This first appeared as a comment.
Anne’s story reminds me of my travels in Europe, which must have been in the Fall of. 1971. I had just graduated from grade 13, and travelled through parts of Europe with a friend for 3 months. It was a “gap year”.
We took a ferry from Denmark to Oslo, Norway. We had not bought a bunk, but just planned to sleep downstairs on our chairs. But first we went to the bar. My two companions started to get seasick and went downstairs, but I was in great shape, and stayed visiting these two young men from Oslo. In the morning when we arrived in Oslo they invited me to join them and their family for breakfast. I remember trying to explain to them that Canada had more than one time zone, but they didn’t believe a country could have several different time zones. Of course there was no computer map to show them I was correct.

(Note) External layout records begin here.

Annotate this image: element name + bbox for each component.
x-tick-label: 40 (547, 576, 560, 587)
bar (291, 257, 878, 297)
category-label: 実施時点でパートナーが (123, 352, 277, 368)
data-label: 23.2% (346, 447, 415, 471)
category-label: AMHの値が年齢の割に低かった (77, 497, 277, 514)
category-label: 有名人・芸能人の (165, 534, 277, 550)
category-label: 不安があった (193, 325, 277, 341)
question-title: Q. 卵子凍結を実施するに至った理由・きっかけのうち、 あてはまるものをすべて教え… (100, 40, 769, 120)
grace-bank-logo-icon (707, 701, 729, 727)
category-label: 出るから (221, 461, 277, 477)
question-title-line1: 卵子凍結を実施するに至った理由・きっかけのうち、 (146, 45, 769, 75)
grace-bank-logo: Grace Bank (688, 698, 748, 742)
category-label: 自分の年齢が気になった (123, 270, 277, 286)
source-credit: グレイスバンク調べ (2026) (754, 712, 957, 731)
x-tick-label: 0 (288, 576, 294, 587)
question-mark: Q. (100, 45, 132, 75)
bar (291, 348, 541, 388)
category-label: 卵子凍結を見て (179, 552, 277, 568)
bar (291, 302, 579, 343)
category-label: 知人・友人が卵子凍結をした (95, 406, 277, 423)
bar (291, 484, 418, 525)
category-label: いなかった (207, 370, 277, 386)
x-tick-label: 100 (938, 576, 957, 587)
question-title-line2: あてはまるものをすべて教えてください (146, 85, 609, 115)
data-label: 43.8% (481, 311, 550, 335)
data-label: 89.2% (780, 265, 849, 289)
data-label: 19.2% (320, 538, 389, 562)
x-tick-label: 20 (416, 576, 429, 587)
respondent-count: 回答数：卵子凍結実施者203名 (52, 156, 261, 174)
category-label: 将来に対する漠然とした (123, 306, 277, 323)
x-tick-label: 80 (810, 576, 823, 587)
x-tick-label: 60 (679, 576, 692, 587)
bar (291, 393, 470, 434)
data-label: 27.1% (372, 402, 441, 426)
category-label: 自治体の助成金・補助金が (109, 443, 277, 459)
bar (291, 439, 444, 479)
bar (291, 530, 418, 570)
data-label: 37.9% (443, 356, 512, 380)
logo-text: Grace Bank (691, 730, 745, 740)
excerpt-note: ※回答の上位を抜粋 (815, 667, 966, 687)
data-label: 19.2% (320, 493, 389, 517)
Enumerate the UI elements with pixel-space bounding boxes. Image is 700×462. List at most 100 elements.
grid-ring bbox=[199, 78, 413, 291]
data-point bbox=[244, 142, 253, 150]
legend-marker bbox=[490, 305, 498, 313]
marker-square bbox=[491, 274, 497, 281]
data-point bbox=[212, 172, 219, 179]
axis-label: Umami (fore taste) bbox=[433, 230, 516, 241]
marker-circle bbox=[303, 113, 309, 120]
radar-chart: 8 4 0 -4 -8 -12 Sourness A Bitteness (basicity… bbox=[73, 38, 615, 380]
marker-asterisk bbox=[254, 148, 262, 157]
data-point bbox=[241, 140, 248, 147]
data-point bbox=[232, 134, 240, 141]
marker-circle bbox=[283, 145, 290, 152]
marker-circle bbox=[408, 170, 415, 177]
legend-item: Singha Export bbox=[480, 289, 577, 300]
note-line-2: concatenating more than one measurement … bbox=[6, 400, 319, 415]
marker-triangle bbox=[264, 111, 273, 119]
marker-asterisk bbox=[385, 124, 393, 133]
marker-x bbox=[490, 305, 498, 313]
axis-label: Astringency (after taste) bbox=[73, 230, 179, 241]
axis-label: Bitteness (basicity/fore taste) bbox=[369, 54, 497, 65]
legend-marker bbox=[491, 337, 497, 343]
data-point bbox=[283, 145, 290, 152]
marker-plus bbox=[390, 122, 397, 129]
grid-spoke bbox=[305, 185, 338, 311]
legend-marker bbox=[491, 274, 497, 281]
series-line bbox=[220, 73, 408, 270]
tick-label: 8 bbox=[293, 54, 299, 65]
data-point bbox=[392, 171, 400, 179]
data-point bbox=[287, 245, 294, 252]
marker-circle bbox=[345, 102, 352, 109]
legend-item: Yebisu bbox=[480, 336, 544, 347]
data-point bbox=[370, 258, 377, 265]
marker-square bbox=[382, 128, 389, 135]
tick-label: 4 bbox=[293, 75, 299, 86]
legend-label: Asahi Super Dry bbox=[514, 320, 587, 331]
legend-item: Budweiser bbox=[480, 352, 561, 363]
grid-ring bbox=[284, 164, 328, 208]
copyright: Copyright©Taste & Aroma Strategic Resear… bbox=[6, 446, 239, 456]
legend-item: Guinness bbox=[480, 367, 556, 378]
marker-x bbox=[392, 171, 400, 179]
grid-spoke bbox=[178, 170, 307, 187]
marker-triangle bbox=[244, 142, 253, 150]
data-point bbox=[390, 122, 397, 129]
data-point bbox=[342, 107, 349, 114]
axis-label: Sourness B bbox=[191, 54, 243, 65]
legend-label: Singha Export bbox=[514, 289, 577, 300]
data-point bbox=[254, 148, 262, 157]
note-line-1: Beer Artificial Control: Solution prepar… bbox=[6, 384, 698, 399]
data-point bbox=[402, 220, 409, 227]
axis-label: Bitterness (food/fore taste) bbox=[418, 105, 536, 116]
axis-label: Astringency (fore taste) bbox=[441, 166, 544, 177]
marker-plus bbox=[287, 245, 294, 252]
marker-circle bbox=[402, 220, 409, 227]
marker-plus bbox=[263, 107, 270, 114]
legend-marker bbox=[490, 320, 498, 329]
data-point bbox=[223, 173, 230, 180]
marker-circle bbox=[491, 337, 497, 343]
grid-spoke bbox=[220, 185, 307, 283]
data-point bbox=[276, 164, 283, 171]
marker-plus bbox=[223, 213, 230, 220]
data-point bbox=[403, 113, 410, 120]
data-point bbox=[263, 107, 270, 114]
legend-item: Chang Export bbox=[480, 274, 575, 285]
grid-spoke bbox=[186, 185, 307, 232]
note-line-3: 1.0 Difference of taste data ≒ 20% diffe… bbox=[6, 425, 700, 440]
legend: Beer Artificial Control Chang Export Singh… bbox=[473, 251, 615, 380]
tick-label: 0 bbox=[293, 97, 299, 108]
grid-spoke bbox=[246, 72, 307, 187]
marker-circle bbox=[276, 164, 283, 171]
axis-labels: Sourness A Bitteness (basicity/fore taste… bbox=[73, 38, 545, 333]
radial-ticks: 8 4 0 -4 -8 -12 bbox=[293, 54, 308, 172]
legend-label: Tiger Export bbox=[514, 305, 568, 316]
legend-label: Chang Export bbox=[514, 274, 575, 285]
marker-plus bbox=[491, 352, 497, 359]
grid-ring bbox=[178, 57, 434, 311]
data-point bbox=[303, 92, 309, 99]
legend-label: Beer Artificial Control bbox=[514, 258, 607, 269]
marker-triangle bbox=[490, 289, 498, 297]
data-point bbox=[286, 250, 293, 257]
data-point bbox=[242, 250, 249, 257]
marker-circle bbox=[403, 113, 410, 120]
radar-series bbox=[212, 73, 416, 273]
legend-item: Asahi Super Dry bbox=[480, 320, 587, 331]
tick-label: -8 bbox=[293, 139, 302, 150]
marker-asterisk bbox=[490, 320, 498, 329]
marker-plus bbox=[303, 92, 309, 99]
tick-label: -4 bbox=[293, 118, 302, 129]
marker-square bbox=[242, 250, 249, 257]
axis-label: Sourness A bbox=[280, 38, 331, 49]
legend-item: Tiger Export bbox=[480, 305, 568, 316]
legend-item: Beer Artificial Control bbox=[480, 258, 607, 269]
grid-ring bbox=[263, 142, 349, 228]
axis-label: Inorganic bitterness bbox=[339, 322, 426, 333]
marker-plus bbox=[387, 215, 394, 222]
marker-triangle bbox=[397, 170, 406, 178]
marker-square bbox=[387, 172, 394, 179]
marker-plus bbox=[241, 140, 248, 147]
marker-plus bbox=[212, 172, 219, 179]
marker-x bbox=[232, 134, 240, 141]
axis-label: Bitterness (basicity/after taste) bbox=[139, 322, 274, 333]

Later we went by ferry from Sweden to Germany where we got on a train to Berlin. We had some Swedish young people in the compartment we were in, and we knew they were going to Berlin as well. When the train stopped and let a lot of people off, we followed their lead and stayed in our seats. As the train pulled out of the station, the Swedish couple we were following looked up, very surprised, and said we had missed our stop. Oops. The whole compartment got off the train at the next stop and explained to the East German police that we had missed our stop. They all laughed at us, but in a nice way. It was a little scary when they took our passports, but after a while, a big empty train came in to pick us up. Our passports were returned, and this huge train took us into West Berlin.
We enjoyed West Berlin, and had an opportunity to go through Check Point Charlie and spend a couple of hours in East Berlin (not at the train station), a much quieter and dark city (few commercial lights on stores) with huge brick buildings. This of course was before Germany came back together.